South Korea Accepts Comfort Women Pact
SNA (Tokyo) — This Week in Japan is your source for news and information about politics and other happenings in this East Asian island country. This episode covers the Top Five stories of the second week of January 2018.
South Korea opted to forego any attempt to renegotiate the December 2015 Comfort Women agreement with Japan, but did make some adjustments. President Moon Jae-In expressed his personal opinion that the issue wouldn’t really be solved until the Comfort Women had received a credible, heartfelt apology from Japan. The Abe government was having none of it. Through clenched teeth they repeated that South Korea simply needed to enforce the previous agreement and Japan had absolutely nothing more to offer. The Moon government seemed unlikely to push much further, but at the same time it was hard to say that the old wounds were truly healing.
On a more positive front, North Korea and South Korea resumed direct talks after several years and there was a considerable relaxation of bilateral tensions. Military hotlines were reestablished, and concrete discussions about cooperation in the Pyeongchang Winter Olympics proceeded. North Korea continued to clearly draw a line, demanding that nuclear disarmament was not a subject to be negotiated about. Meanwhile, South Korean President Moon Jae-In did what he could to assure Washington that he still valued and depended upon the US alliance.

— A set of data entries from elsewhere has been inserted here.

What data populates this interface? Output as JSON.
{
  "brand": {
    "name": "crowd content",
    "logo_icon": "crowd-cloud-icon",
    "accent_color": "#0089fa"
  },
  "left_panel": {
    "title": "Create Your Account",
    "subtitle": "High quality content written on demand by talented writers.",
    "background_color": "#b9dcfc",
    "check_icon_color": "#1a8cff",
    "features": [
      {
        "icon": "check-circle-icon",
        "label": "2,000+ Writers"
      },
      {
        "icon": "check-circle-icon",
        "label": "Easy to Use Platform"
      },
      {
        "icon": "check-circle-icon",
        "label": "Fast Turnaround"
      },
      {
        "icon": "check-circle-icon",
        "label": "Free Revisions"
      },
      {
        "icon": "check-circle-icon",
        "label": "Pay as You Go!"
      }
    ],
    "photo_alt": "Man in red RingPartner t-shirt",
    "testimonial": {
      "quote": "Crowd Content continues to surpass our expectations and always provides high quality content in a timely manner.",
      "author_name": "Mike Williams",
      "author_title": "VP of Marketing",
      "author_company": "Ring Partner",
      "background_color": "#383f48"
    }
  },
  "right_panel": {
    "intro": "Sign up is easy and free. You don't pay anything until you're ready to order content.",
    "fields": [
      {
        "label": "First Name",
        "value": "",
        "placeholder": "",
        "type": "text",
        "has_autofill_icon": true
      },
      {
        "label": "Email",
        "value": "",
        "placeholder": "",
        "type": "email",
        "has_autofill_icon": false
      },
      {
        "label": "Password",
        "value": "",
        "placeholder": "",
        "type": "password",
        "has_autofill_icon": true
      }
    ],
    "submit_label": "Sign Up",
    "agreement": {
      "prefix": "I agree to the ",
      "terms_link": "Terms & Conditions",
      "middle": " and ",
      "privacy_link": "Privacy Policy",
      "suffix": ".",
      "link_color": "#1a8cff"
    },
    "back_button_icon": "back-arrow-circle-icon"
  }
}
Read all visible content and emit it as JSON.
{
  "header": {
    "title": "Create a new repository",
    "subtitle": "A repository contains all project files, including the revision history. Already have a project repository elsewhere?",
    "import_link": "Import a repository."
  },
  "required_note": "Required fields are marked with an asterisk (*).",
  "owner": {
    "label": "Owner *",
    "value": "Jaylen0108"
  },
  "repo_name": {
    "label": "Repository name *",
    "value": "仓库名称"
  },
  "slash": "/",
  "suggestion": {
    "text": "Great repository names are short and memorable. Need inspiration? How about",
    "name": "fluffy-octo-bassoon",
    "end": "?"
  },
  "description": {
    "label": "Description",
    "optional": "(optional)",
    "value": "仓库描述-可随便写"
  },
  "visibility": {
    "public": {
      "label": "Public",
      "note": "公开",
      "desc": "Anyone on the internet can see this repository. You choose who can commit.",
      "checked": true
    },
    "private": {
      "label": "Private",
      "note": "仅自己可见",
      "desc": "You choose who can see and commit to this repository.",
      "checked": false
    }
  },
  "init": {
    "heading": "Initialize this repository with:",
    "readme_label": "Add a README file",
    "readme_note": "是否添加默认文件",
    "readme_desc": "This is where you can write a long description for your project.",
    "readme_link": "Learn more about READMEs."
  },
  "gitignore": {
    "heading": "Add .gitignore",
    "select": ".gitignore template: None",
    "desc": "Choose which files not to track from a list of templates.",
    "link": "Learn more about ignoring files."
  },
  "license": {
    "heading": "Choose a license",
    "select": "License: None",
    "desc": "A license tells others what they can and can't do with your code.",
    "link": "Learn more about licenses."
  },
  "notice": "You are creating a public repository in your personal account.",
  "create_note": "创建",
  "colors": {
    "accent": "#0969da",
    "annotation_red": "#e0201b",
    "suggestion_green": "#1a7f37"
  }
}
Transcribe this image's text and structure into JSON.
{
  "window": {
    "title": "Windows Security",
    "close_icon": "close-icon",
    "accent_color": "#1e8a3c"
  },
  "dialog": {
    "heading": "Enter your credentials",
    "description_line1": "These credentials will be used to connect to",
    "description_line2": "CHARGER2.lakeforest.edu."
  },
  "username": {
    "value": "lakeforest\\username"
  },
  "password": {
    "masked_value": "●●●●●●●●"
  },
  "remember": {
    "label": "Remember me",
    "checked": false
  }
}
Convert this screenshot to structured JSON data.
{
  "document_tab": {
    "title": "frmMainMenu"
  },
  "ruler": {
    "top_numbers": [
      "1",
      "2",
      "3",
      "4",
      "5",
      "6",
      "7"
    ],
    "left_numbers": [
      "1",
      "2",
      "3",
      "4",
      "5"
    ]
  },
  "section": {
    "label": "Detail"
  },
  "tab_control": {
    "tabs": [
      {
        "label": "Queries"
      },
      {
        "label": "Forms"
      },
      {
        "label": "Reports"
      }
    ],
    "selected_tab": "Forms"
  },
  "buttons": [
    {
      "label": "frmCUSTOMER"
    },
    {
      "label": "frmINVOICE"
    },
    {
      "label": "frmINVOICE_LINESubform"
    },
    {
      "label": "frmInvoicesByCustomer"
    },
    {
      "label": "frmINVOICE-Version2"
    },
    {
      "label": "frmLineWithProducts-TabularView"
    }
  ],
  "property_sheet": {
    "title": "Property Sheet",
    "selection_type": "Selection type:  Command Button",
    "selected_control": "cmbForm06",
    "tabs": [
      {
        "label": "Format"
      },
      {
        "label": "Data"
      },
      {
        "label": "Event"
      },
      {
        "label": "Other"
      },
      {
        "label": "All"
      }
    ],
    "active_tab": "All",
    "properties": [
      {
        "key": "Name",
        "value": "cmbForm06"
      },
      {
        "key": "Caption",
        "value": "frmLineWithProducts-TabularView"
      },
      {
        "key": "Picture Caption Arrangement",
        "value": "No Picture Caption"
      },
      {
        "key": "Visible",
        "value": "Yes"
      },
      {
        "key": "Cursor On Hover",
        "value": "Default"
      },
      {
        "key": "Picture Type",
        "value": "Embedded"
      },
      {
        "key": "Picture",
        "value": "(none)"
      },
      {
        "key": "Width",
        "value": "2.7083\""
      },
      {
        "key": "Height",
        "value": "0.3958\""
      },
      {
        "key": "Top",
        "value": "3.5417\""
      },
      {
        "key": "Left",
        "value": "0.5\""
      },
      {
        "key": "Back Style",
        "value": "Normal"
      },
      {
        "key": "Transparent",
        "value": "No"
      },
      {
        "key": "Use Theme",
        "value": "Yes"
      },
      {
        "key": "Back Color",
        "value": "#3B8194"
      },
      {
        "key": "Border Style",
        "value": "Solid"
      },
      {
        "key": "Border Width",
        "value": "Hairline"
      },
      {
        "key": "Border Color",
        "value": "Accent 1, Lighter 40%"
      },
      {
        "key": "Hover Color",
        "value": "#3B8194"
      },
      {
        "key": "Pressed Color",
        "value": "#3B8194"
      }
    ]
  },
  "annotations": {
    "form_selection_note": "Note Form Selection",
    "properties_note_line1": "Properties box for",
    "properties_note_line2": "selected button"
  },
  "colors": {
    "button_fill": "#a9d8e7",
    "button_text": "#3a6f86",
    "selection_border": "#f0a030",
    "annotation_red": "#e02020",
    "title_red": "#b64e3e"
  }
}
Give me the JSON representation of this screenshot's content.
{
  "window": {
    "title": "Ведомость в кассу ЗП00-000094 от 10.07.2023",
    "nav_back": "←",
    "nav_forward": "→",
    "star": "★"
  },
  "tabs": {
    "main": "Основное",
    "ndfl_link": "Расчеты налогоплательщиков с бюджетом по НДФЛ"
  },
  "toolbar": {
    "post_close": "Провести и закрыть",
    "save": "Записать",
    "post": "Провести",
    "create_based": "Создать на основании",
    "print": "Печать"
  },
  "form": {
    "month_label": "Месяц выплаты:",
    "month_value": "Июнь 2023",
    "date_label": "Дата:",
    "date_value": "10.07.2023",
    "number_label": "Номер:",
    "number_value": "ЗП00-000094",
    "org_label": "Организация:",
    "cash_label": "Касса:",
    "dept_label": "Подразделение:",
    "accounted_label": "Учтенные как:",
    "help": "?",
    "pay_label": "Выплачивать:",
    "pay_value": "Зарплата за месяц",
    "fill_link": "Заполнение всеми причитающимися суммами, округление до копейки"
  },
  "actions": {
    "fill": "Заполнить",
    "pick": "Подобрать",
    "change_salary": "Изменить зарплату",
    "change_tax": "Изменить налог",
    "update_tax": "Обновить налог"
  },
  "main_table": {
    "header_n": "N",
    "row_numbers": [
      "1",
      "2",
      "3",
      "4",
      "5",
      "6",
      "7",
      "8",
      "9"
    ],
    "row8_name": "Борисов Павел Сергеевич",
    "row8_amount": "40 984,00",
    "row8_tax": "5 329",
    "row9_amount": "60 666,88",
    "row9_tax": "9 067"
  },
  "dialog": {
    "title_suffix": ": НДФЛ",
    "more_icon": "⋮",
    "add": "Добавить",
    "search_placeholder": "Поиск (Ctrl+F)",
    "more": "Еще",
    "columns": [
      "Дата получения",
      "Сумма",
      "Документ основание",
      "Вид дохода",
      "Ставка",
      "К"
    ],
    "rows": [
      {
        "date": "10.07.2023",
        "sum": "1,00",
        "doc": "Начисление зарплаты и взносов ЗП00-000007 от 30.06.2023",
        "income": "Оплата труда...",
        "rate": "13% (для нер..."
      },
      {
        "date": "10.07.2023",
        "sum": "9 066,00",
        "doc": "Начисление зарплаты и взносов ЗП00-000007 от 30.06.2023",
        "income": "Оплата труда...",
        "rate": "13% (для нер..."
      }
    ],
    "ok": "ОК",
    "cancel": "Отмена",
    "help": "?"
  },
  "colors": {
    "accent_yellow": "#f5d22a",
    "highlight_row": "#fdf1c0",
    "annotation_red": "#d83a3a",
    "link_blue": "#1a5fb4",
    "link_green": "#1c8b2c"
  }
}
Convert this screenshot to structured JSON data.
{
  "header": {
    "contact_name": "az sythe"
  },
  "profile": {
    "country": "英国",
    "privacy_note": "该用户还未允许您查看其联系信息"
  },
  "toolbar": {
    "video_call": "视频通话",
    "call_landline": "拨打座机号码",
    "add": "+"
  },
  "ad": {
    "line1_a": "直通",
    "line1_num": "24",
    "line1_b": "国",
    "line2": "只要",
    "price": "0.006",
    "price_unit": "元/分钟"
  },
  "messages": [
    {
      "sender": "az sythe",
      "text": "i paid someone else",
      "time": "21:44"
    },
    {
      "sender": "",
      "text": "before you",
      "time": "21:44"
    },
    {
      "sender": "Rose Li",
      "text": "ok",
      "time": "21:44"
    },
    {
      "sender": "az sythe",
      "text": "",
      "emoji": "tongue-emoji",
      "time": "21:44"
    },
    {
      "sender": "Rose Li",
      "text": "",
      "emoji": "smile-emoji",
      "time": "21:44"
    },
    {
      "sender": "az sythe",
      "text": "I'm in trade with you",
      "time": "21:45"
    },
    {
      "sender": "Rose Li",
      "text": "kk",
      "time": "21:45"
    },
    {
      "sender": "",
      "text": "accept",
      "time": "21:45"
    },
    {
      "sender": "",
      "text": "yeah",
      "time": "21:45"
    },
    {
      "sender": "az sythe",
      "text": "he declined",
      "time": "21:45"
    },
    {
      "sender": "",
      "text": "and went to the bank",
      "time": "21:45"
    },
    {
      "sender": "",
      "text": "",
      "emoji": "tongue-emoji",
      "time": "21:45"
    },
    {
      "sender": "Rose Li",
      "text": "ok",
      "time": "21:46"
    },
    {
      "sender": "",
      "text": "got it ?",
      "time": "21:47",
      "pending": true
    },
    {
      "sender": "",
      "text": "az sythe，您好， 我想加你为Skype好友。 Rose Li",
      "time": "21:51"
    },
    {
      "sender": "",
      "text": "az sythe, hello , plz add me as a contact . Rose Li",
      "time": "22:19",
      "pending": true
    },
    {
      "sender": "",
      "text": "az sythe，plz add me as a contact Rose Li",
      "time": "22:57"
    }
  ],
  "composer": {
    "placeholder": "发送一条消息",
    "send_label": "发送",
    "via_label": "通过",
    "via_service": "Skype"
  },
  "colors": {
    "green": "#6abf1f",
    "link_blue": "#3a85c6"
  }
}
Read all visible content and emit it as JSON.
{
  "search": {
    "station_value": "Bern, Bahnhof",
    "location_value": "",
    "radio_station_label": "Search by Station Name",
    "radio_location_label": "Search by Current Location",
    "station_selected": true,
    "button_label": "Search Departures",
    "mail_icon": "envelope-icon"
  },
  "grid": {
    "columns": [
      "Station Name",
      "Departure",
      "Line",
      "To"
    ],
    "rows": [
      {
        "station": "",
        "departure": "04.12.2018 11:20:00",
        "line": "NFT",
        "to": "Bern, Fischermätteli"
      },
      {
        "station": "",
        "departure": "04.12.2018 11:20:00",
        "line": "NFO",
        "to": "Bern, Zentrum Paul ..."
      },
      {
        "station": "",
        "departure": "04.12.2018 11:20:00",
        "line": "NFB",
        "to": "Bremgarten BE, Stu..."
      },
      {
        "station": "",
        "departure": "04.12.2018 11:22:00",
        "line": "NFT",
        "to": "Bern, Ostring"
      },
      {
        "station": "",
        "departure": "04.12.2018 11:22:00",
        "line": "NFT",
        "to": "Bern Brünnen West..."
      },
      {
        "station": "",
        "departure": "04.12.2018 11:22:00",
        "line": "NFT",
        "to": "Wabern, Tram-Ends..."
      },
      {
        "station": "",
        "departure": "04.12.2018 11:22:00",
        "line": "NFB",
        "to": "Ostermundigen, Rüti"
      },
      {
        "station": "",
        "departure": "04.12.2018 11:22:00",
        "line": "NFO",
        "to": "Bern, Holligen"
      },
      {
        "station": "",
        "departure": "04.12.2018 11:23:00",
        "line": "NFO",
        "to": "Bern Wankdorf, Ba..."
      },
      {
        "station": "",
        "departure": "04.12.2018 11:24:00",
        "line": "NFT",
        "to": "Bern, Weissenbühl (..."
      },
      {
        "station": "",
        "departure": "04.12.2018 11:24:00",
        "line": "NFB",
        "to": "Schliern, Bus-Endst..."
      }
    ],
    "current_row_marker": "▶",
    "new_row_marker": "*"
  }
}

One person who was discussing nuclear weapons disarmament was Beatrice Fihn, Director of the International Campaign to Abolish Nuclear Weapons, who was on a visit to Japan. She was very warmly received in Nagasaki and in Hiroshima, but Prime Minister Shinzo Abe refused to meet the recipient of the Nobel Peace Prize, claiming to be to busy. The Abe government had been ice-cold since the Nobel committee honored Ms. Fihn’s organization, and the prime minister’s attitude of contempt toward the idea of outlawing nuclear weapons continued unabated.
Top executives of the Party of Hope and the Democratic Party agreed to form a united parliamentary caucus in the Diet, which would make them the largest single opposition force, displacing the progressive Constitutional Democratic Party of Japan. From the outset it was rough sailing for the new combination, as it seemed likely that at least some lawmakers would resign from the grouping, and it had roughly zero basis in terms of public support.
Yet another US Marine helicopter crash landed in Okinawa, this time on a beach in Yomitan village. The authorities in Okinawa again demanded that the helicopter fleet be grounded until serious countermeasures against accidents were put in place, and again the US military ignored the demands. And, to top it off, the Abe government once again refused to faithfully represent the Okinawan peoples’ views to the US government.